Linear Programming based Approximation to Individually Fair k-Clustering with Outliers
Binita Maity, Shrutimoy Das, Anirban Dasgupta
TL;DR
The paper addresses individually fair $k$-clustering in the presence of outliers by formulating a linear program (LP) that identifies outliers and assigns inliers to centers while respecting a fairness constraint based on the fair radius $r(v)$, defined as the distance to the $\frac{n}{k}$-th nearest neighbor. The authors introduce IFXO, which solves the LP, applies an OutRound procedure to determine outliers, and then uses FairRound to compute fair centers for inliers, achieving a provable $12$-approximation for $k$-means and a $24$-approximation for $k$-median relative to the LP optimum, with a $2$-factor increase in the fairness parameter during rounding.
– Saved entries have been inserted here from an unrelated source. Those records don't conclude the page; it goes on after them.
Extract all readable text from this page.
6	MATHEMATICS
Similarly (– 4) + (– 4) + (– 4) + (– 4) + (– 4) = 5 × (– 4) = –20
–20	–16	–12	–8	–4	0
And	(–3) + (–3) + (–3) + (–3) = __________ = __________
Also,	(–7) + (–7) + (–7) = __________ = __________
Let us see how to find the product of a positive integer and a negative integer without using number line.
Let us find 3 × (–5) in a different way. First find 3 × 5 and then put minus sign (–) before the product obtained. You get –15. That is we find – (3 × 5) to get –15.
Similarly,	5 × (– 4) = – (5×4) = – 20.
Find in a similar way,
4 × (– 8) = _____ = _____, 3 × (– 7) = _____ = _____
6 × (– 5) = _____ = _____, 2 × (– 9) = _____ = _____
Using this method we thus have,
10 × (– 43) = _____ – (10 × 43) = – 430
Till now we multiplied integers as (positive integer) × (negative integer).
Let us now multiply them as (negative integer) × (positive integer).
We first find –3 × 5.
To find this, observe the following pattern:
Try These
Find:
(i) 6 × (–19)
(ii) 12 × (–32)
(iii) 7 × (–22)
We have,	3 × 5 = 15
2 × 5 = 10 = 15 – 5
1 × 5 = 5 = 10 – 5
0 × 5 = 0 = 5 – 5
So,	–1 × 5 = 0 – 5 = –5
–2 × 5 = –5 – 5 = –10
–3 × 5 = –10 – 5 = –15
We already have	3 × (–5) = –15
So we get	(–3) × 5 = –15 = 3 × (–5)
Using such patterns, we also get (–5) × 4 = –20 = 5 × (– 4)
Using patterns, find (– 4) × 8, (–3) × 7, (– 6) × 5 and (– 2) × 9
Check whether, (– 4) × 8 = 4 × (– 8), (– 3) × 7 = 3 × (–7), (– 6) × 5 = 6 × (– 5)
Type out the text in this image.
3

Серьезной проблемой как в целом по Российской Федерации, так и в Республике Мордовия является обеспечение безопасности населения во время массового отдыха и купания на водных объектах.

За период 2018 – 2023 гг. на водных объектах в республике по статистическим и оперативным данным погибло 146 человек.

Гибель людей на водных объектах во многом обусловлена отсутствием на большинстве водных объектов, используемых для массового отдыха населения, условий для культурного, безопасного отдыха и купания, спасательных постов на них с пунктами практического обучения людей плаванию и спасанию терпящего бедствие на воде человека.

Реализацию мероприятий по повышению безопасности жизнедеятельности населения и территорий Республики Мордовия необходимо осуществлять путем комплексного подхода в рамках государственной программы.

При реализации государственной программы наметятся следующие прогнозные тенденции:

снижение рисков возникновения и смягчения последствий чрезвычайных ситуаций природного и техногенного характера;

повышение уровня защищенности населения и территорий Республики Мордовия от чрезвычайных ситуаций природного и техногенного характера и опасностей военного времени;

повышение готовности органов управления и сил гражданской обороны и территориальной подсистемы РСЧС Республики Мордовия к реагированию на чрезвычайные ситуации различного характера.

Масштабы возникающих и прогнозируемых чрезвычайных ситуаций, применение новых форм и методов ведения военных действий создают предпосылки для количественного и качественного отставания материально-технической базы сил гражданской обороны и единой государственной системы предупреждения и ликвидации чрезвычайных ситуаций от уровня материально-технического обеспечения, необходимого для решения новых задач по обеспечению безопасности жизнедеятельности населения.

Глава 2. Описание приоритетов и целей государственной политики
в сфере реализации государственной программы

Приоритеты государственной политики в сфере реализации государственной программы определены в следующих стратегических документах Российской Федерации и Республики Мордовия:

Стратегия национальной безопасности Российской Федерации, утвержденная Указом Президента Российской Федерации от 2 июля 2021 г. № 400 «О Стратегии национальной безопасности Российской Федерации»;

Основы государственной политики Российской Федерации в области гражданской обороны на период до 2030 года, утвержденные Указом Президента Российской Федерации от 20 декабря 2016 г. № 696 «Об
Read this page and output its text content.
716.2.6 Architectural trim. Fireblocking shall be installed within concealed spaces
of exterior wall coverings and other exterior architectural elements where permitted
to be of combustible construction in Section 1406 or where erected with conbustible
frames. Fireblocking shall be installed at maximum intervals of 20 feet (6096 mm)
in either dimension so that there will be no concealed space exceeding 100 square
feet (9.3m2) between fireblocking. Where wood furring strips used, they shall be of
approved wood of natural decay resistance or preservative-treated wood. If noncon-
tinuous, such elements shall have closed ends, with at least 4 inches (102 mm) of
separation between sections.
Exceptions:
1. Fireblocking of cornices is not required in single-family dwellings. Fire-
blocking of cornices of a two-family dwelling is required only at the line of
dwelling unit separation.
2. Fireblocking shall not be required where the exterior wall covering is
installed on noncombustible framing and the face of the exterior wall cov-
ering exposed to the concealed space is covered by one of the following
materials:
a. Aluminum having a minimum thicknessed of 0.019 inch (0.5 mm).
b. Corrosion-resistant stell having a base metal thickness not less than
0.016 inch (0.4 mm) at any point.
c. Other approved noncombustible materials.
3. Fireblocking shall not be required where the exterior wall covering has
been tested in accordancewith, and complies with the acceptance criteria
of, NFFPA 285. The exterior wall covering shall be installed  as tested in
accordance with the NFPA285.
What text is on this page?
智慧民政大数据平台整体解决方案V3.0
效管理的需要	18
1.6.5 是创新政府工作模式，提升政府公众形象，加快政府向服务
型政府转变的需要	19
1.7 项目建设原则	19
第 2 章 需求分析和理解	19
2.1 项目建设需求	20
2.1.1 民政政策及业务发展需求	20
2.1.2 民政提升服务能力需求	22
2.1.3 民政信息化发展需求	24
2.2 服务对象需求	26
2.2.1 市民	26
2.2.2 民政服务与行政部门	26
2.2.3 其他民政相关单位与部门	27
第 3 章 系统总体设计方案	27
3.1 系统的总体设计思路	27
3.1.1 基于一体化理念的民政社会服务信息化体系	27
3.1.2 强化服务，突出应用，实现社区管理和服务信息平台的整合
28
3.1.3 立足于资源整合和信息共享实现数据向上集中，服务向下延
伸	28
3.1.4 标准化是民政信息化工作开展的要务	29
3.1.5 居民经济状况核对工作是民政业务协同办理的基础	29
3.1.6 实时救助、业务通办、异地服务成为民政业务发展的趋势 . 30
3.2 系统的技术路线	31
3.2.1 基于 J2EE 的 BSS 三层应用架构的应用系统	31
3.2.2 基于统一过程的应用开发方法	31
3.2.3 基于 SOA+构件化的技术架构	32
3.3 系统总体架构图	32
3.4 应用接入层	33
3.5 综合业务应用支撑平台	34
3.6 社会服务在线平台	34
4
They provide theoretical guarantees that the LP cost after rounding outliers is at most thrice the original LP cost, and empirical validation on real datasets demonstrates reductions in both clustering cost and the maximum fair radius compared to baselines, even when the data contains outliers. The work advances practical fair clustering by integrating outlier detection into the fairness-constrained objective and offers scalable rounding methods with provable guarantees, along with directions for future work on bounding detected outliers and improving scalability.
Abstract
Individual fairness guarantees are often desirable properties to have, but they become hard to formalize when the dataset contains outliers. Here, we investigate the problem of developing an individually fair $k$-means clustering algorithm for datasets that contain outliers. That is, given $n$ points and $k$ centers, we want that for each point which is not an outlier, there must be a center within the $\frac{n}{k}$ nearest neighbours of the given point. While a few of the recent works have looked into individually fair clustering, this is the first work that explores this problem in the presence of outliers for $k$-means clustering. For this purpose, we define and solve a linear program (LP) that helps us identify the outliers. We exclude these outliers from the dataset and apply a rounding algorithm that computes the $k$ centers, such that the fairness constraint of the remaining points is satisfied. We also provide theoretical guarantees that our method leads to a guaranteed approximation of the fair radius as well as the clustering cost. We also demonstrate our techniques empirically on real-world datasets.